Золотухин сел, пошарил ногой под кроватью, нащупывая тапки, не нашел, плюнул и поплелся босиком в ванную.

Обжигаясь, налил горячий водой грелку, обмотал ее в женин пуховый платок и, словно проводя рекогносцировку, ощупал то место, на которое ее следовало приладить. Там, чуть пониже спины, но не доходя до ослабевшей резинки пижамных штанов, рука наткнулась на какое-то непредвиденное обстоятельство. На ощупь оно напоминало пучок лески и держалось цепко.

– Не фига себе, – озлился Золотухин, – чего там могло прицепиться! И пошел в коридор, к зеркалу.

Для начала он почему-то внимательно оглядел свою морду. Потом повернулся к зеркалу спиной и, напряженно вытянув шею, заглянул себе через плечо. Оттопыривая рубаху, на его спине рос густой, гладкий, очень симпатичный на вид конский хвост.

Золотухин достал с полки расческу и аккуратно причесал его, все также неудобно выворачивая шею: – Ну вот, теперь все как у людей. Сунув расческу в карман, он еще раз оглядел себя со спины и отправился на кухню.

Усевшись на стул боком – чтобы хвосту было удобнее свисать, он похлопал себя по крупу, нащупывая в заднем кармане «Беломор», вынул папиросу, внимательно размял ее и закурил. Вообще-то жена запрещала курить ему в квартире, и сейчас Золотухин наслаждался, дымя запретным плодом.

Докурив, он сунул окурок в жестянку для обгоревших спичек и легко притушил ее копытом.

В комнате зашевелилась жена.

– Ишь, чует, – изумился Золотухин и, тряхнув гривой, прогарцевал в коридор.

Поясница по-прежнему ныла. Разворачиваясь у зеркала, Золотухин не удержался и кинул взгляд: прямо оттуда, на гладкой, глянцевой в яблоках спине, где занудно и противно ныла поясница, росли два огромных белоснежных крыла.

Золотухину показалось, что он спятил. Он зажмурил глаза и изо всех сил затряс головой.

– Этого не может быть, – шептал он, – не может быть. Сейчас взгляну снова, и ничего не будет.

А где-то внутри ликующий голос уже пищал, захлебываясь: – Будет, будет, и еще как будет, и нет ничего удивительного.

Золотухин судорожно открыл глаза.
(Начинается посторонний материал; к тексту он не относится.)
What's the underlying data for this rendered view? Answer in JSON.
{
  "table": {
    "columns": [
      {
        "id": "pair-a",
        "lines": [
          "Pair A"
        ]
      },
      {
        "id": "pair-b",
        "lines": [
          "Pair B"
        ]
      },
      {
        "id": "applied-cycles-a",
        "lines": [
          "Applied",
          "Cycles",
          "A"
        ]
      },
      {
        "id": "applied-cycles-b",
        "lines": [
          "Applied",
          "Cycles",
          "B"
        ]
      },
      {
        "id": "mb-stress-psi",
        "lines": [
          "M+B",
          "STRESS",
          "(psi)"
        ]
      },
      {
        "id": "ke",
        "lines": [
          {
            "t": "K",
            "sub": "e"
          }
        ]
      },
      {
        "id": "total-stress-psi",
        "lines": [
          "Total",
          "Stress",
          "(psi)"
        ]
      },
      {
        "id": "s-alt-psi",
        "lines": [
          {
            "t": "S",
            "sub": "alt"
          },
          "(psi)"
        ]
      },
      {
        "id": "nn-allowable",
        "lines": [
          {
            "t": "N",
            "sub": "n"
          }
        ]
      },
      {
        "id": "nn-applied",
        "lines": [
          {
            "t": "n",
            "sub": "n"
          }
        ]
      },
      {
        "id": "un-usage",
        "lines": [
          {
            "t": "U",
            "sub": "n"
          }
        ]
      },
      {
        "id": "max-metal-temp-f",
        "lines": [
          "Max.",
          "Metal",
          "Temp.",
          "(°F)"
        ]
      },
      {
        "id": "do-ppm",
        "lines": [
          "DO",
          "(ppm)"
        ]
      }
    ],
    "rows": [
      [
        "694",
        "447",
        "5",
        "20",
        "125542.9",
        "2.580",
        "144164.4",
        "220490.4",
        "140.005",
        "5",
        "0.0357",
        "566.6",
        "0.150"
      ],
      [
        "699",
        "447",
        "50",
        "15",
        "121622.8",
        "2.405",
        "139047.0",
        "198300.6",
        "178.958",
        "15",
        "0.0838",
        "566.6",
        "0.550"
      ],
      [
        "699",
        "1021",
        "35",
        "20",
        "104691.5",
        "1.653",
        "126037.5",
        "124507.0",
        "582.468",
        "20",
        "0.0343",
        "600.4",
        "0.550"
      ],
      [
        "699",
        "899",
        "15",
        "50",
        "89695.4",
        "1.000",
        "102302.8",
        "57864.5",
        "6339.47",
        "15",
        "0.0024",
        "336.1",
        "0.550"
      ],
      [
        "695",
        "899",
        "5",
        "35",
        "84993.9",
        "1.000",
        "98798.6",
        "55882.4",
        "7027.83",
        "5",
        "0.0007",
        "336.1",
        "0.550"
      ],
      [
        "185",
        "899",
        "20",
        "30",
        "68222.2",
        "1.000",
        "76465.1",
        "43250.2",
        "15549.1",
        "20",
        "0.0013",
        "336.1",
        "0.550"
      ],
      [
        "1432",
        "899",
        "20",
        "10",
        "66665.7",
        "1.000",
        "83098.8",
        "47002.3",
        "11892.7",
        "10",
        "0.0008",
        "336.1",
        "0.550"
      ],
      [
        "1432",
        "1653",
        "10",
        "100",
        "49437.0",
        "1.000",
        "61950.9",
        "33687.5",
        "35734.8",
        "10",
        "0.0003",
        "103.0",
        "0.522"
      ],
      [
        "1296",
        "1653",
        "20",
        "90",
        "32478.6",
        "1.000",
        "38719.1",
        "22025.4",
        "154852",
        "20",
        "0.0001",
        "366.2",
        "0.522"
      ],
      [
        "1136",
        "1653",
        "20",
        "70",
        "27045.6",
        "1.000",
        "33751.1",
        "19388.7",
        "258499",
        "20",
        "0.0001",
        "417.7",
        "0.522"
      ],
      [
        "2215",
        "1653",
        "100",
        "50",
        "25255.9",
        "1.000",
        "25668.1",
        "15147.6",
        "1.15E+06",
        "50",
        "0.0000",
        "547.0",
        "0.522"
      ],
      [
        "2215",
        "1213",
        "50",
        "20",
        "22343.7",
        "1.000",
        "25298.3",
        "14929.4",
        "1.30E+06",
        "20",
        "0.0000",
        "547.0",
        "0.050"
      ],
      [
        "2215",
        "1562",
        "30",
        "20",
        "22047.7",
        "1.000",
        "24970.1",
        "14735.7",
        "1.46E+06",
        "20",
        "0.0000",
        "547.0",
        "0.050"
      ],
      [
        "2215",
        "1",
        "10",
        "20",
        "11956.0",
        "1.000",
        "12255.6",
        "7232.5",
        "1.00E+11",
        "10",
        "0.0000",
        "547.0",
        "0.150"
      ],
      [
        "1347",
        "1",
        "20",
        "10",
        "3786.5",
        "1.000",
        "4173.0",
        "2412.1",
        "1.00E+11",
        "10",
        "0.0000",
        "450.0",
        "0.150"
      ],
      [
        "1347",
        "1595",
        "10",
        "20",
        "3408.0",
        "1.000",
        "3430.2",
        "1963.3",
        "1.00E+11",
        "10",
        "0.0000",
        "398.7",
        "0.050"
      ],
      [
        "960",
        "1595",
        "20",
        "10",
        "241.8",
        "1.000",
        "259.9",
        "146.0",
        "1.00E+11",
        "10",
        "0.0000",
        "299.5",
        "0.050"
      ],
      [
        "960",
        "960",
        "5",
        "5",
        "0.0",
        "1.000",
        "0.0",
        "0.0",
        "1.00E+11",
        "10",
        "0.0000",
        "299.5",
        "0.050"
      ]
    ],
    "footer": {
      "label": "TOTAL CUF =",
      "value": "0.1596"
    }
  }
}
Огромные белоснежные крылья, похожие на два страусовых веера, которые он видел когда-то в_____ влажные, с крутым надломом, мягко трепыхались за его спиной.
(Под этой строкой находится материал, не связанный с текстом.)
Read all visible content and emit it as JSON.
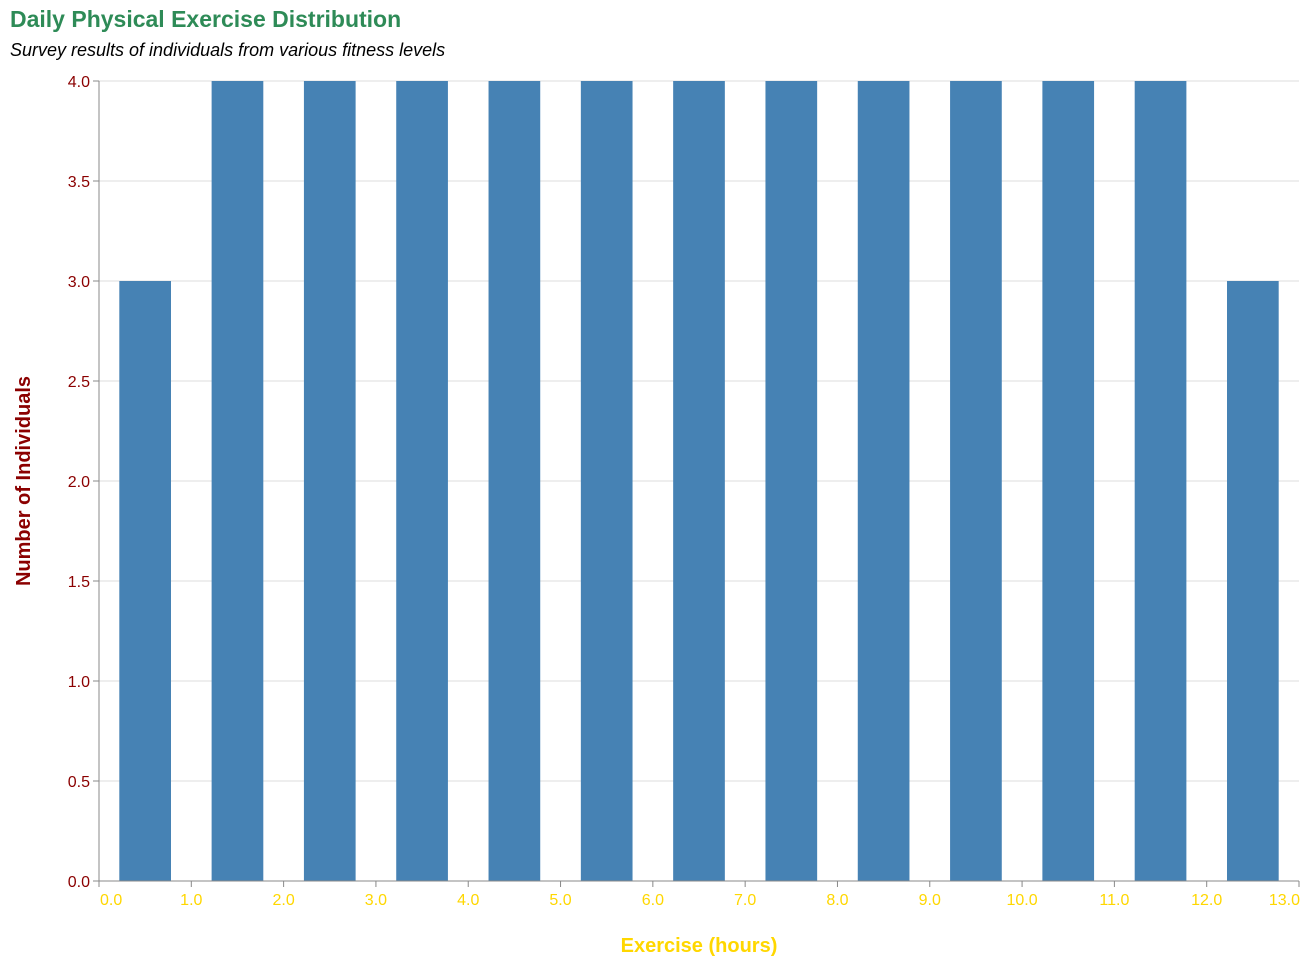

– Жену обрадовать, – мелькнуло в осоловевшей от счастья голове Золотухина, и он кинулся в комнату.

Жена спала, раскинувшись на всей кровати. Золотухин потоптался рядом и, раздумав будить ее, подошел к окну.

За окном, оседая на карнизе, падали крупные лохматые хлопья.
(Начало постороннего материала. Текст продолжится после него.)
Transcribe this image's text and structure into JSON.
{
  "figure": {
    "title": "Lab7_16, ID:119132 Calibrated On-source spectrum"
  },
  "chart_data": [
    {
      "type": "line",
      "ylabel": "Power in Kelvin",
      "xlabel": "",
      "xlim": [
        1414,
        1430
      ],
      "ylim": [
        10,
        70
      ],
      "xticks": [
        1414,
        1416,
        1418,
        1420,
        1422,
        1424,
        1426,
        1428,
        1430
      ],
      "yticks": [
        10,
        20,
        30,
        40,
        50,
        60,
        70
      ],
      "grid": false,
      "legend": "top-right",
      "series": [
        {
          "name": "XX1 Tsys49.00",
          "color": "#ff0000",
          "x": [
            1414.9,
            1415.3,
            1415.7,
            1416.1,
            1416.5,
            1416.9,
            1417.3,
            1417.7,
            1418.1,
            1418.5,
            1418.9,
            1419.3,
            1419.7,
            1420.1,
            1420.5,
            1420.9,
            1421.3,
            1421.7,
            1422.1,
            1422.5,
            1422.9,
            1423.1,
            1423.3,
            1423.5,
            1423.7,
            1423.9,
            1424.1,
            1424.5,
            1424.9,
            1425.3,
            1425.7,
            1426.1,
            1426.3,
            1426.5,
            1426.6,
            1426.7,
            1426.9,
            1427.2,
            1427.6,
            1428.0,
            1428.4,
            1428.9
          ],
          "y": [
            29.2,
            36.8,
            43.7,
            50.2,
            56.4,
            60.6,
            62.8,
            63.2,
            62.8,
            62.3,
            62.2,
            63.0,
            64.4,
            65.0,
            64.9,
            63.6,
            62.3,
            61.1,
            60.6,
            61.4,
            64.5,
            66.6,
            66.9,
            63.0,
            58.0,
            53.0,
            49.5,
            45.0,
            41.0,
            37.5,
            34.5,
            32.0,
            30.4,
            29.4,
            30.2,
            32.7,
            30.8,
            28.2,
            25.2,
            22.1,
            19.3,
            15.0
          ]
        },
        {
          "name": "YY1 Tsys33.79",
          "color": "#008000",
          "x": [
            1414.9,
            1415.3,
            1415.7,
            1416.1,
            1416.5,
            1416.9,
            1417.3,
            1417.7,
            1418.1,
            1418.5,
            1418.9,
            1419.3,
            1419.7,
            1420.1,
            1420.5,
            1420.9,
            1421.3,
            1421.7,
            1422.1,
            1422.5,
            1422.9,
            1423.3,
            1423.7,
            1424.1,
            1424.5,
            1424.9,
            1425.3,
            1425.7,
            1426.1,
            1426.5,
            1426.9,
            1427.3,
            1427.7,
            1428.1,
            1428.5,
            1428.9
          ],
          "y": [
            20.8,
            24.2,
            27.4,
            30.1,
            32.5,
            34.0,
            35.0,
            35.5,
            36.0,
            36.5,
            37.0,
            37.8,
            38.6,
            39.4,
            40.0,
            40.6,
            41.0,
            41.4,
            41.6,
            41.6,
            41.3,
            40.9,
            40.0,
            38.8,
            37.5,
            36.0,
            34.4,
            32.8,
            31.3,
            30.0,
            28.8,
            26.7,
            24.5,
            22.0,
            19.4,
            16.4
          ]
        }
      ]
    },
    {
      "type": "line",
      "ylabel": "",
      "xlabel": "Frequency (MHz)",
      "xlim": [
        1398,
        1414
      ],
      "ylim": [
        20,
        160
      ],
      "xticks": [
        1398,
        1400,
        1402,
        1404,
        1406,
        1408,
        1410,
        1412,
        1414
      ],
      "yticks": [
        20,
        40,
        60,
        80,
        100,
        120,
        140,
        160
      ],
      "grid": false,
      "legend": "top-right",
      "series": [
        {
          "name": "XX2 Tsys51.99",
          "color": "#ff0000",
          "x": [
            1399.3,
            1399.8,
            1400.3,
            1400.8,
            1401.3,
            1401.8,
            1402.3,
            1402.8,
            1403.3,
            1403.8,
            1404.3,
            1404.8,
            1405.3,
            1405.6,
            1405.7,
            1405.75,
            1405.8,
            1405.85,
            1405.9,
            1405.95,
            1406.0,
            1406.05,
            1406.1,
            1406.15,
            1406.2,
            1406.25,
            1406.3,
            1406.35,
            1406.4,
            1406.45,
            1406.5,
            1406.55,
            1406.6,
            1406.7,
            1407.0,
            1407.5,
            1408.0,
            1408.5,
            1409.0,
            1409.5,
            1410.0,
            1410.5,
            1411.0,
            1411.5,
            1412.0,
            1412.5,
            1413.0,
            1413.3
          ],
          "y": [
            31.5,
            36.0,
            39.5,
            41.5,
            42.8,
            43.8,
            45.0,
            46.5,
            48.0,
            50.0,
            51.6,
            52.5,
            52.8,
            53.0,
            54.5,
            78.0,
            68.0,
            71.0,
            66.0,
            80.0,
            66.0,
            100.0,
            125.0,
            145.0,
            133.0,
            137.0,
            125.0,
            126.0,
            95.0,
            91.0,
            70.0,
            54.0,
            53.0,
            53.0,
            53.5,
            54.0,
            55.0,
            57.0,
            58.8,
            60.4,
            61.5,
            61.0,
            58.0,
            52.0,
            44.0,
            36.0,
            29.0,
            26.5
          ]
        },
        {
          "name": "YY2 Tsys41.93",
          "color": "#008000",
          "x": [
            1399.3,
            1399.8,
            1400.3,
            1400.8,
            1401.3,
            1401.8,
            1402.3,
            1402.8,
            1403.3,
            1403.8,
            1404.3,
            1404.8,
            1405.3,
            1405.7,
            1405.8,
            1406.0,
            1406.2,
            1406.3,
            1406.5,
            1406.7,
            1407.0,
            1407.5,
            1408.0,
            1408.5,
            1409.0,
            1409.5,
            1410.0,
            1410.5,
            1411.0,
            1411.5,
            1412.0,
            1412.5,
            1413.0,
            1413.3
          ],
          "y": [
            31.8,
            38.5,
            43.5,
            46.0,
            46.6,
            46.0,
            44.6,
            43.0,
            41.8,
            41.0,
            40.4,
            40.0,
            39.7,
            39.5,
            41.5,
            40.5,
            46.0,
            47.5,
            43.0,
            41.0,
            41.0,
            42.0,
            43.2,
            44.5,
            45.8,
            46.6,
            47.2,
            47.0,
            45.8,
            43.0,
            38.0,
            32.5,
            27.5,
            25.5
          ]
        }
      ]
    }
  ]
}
– Снег, – как-то мимоходом, не задерживаясь на этой мысли, отметил Золотухин, а ведь еще только конец июня.

Он погрустнел вдруг, словно устал, и как-то сиротливо приткнувшись к окну, стал разглядывать снежинку, которая прилепилась к стеклу и почему-то не таяла, а наоборот, росла и росла, пока Золотухин не узнал в ней перо, точно такое же, как и те, что еле слышно, как прибой в морской раковине, шумели за его спиной.

И он увидел, как далеко-далеко, уже в самом конце неба, размерено поднимая и опуская белоснежные крылья, летит его стая.

Не отводя от нее глаз, словно боясь упустить из виду, он нащупал ручку на раме и рванул ее на себя.

Она не поддалась, – может, заело, а может, повернул не в ту сторону…

Он беспокойно оглядел комнату, гулкую и пустую, как зал ожидания, отодвинул к стене торшер и, высоко закинув голову, разбежался и с размаху кинулся на стекло. Оно лопнуло на его груди, и ветер дальних странствий, освежая мелкие, злые царапины, хлынул ему в лицо…

– Золоту-ухин! Золоту-ухин! – Трубно заржал вожак, и Золотухин расправил свои тяжелые, с крутым надломом крылья.

 

– Золотухин! Вставай немедленно! – Жена раздраженно трясла его за плечо. – Ты же на электричку опоздаешь!

Золотухин сел, пошарил ногой под кроватью, нащупывая тапки, не нашел, плюнул и поплелся босиком в ванную. На душе было гадко и муторно. Поясница действительно болела. Проходя мимо зеркала, он воровато оглянулся, повернулся к нему спиной и, напряженно вывернув шею, заглянул себе через плечо.

– Ты что, обалдел? – ахнула жена, – уже четверть восьмого! Одевай Петьку!

Золотухин усадил Петьку на табуретку и насунул ему сандалики. Тот хныкал, но как-то ненастойчиво, вполсилы, потому что еще не проснулся.

– Готовы? – спросила жена и спохватилась, – позавтракать-то успел?

– А, ладно, – отмахнулся Золотухин, – на работе перехвачу.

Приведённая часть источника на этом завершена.